Dwight Watt - Newspaper Article #272 11/12/2014


Question: Have women led in computing technology?

Answer:

Quite often I am asked if there are opportunities for women in computers and information technology. Yes there are and some of the pioneers in the field were and are women

There is an interesting article on women in computing by NPR at http://www.npr.org/blogs/money/2014/10/21/357629765/when-women-stopped-coding?mkt_tok=3RkMMJWWfF9wsRonuazPZKXonjHpfsX67uspXqK1lMI%2F0ER3fOvrPUfGjI4ATsFiI%2BSLDwEYGJlv6SgFSrXMMbZmwLgFWBU%3D   The article says that women studying computers dropped after 1980 and is just started rising again.

Having gone to college learning computers in the 1970s, I find this article interesting as it has always been told to me from then when I was in college to when started teaching after that and to today that this is a male program.  In college my classes were mostly women, but I was in unique situation being one of first men at a former women’s college.  However teaching at technical colleges since, quite often my classes have been majority women except the early 2000s when I was at HGTC and the first couple years here at GNTC.  Not sure why the shift then.  Just like my day Cisco class now (5 of 6 are women) my data processing classes in 80s at STC were often 80-90% women. 

Even though I would always hear it was male dominated, pictures were women with computers.  I also know that the people called computers in the 40s (that was a real job title for people who sat in Washington doing calculations for artillery tables) were mostly women.  My mom was one of them.  I have her score sheet from the test to be a computer.  So I am the son of a computer.
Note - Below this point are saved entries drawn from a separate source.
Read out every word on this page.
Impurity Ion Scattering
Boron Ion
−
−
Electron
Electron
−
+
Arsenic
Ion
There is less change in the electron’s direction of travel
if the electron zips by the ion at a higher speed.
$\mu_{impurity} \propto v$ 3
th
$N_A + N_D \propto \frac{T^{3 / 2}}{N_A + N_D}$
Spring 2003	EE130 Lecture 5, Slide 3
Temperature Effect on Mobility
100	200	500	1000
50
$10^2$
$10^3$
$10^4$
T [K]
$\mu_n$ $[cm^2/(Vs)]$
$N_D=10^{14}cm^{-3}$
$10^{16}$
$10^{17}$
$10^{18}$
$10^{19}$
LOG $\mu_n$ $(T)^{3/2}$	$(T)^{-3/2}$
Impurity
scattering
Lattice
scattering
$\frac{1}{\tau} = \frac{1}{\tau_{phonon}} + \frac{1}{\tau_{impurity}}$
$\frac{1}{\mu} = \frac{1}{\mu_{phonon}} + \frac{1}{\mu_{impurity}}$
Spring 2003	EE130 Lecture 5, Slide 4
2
Lol

Some of the important pioneers in computing who were women are Lady Ada Augusta Lovelace (the poet Lord Byron’s daughter) who wrote the programs to run the differential engine developed by Charles Babbage (with her assistance) in the 1850s that was a predecessor to today’s computers

Grace Hopper helped develop the ENIAC computer (considered by some as the first electronic computer) in the 1940s and then led the development of the COBOL language that at one time was the language most used and is still used for the back bone processing quite often in business applications. I had the pleasure of meeting her in Atlanta once.

Meg Whitman has been president of Hewlett-Packard, a major computer company for several years.

Yes the computing and information technology field is open to all different people with lots of possibilities.